“Nobody calls me silly. That is not a word that applies to me.” —Jane Pauley
KTVU Channel 2 News in San Francisco has issued an on-air apology for misreporting the names of the pilots in the Asiana Crash. The Fox Affiliate Co-anchor Tori Campbell reported the Asiana pilots names as, “Captain Sum Ting Wong, Wi Tu Lo, Ho Lee Fuk, and Bang Ding Ow, live an on the air. Later that day, KTVU took responsibility for the gaffe, apologizing to the viewing audience. A summer intern answering the phone at the NTSB took some “creative license” with releasing the names to KTVU when they called in. But the larger question is, “How does this happen?” Why was KTVU the only station to fall for this?

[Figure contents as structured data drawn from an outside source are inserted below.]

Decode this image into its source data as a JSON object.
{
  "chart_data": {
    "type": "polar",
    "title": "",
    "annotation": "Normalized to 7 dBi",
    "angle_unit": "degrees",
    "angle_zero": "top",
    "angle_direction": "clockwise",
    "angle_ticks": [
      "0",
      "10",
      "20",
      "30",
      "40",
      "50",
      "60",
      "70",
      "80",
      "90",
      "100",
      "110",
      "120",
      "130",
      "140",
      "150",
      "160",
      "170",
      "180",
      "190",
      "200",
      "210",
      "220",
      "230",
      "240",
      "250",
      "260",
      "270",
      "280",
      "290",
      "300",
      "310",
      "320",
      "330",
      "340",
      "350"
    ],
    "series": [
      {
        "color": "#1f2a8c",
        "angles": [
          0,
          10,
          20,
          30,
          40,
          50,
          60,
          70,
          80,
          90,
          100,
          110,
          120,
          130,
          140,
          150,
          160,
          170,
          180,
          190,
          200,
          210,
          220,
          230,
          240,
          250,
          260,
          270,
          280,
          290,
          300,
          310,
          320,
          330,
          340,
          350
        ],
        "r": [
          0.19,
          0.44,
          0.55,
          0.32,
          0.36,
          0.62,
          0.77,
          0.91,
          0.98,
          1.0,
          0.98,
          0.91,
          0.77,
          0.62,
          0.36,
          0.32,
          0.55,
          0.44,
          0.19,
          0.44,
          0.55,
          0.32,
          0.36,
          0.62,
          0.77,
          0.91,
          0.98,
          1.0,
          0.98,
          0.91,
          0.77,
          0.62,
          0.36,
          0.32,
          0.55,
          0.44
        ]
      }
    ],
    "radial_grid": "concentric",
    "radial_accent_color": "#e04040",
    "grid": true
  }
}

This little dupe is as ageless and timeless as news reporting itself. Some years ago, The Simpsons featured an episode where Bart called Moe the Bartender and asked for Hugh Jass, Anita Bath, Mike Rotch, Oliver Clothesoff and Amanda Hugg. While the gag is juvenile, it is no less funny when somebody falls for it, be it a Television, Newspaper reporter or an intercom page. In the days of my youth, the gag name pseudonym “de jour” was “Charles U. Farley”

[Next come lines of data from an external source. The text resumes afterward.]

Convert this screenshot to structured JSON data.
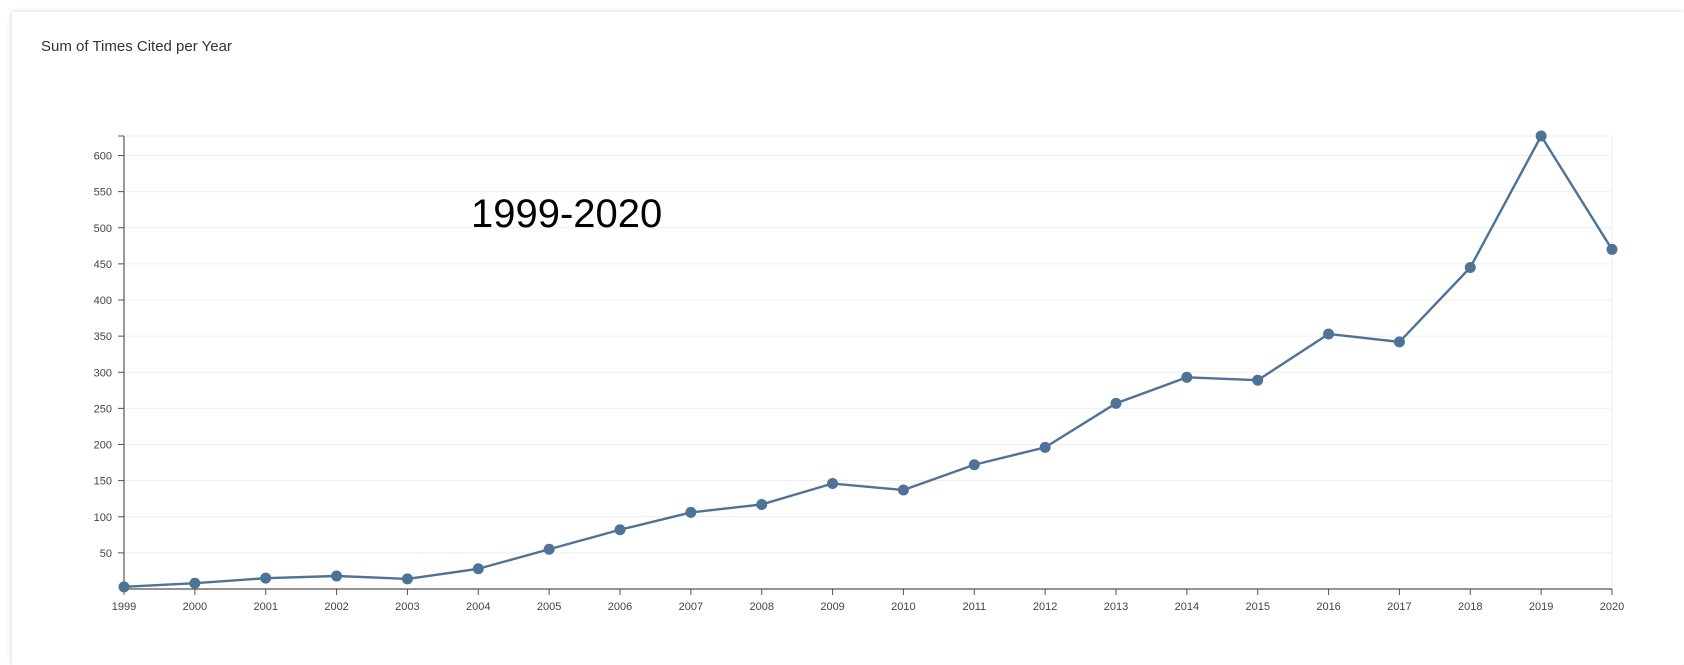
{
  "card": {
    "title": "Sum of Times Cited per Year"
  },
  "chart_data": {
    "type": "line",
    "title": "Sum of Times Cited per Year",
    "xlabel": "",
    "ylabel": "",
    "annotation": "1999-2020",
    "x": [
      "1999",
      "2000",
      "2001",
      "2002",
      "2003",
      "2004",
      "2005",
      "2006",
      "2007",
      "2008",
      "2009",
      "2010",
      "2011",
      "2012",
      "2013",
      "2014",
      "2015",
      "2016",
      "2017",
      "2018",
      "2019",
      "2020"
    ],
    "series": [
      {
        "values": [
          3,
          8,
          15,
          18,
          14,
          28,
          55,
          82,
          106,
          117,
          146,
          137,
          172,
          196,
          257,
          293,
          289,
          353,
          342,
          445,
          627,
          470
        ]
      }
    ],
    "ylim": [
      0,
      627
    ],
    "yticks": [
      50,
      100,
      150,
      200,
      250,
      300,
      350,
      400,
      450,
      500,
      550,
      600
    ],
    "grid": true,
    "legend": "none",
    "colors": {
      "line": "#4e7397",
      "grid": "#eeeeee",
      "axis": "#555555"
    }
  }
}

More importantly, with the history of funny phonetic pseudonyms, one would think Newspaper and Television News reporters would be on their toes. Evidently not. “Heywood Jablowme” has ubiquitously resurfaced many times over the past Decade and made a splash into public media.

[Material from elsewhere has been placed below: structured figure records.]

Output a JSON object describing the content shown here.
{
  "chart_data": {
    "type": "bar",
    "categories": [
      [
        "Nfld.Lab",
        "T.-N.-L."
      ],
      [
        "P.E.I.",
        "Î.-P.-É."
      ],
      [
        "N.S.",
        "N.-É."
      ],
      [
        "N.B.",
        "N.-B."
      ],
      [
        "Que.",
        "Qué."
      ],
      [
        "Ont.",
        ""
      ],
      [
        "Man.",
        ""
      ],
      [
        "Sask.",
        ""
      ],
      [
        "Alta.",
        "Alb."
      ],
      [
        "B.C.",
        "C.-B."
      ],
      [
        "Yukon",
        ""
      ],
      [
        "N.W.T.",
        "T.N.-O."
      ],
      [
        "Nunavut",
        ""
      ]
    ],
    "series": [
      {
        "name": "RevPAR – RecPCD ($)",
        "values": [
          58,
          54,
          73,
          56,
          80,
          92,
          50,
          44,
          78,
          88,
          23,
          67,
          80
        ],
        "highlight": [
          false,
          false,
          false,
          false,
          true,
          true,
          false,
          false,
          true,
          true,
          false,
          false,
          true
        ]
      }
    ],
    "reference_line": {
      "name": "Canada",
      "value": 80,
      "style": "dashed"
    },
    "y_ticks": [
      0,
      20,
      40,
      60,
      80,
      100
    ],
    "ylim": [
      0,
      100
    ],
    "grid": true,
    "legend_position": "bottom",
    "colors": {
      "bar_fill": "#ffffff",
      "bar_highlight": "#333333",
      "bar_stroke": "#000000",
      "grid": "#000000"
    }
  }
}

Christmas, 2009 the Quad City times in Davenport Iowa. The quote goes like this…“Cold seeped throughheavy clothing as Heywood Jablowme dug into a meal of Turkey and trimmings at Sister Ludmilla Brenda’s Christmas Day Dinner…”
Likewise, in December of 2009 the Fargo-Moorhead News featured a photograph of one, “Heywood Jablowme” digging out of a Snowdrift.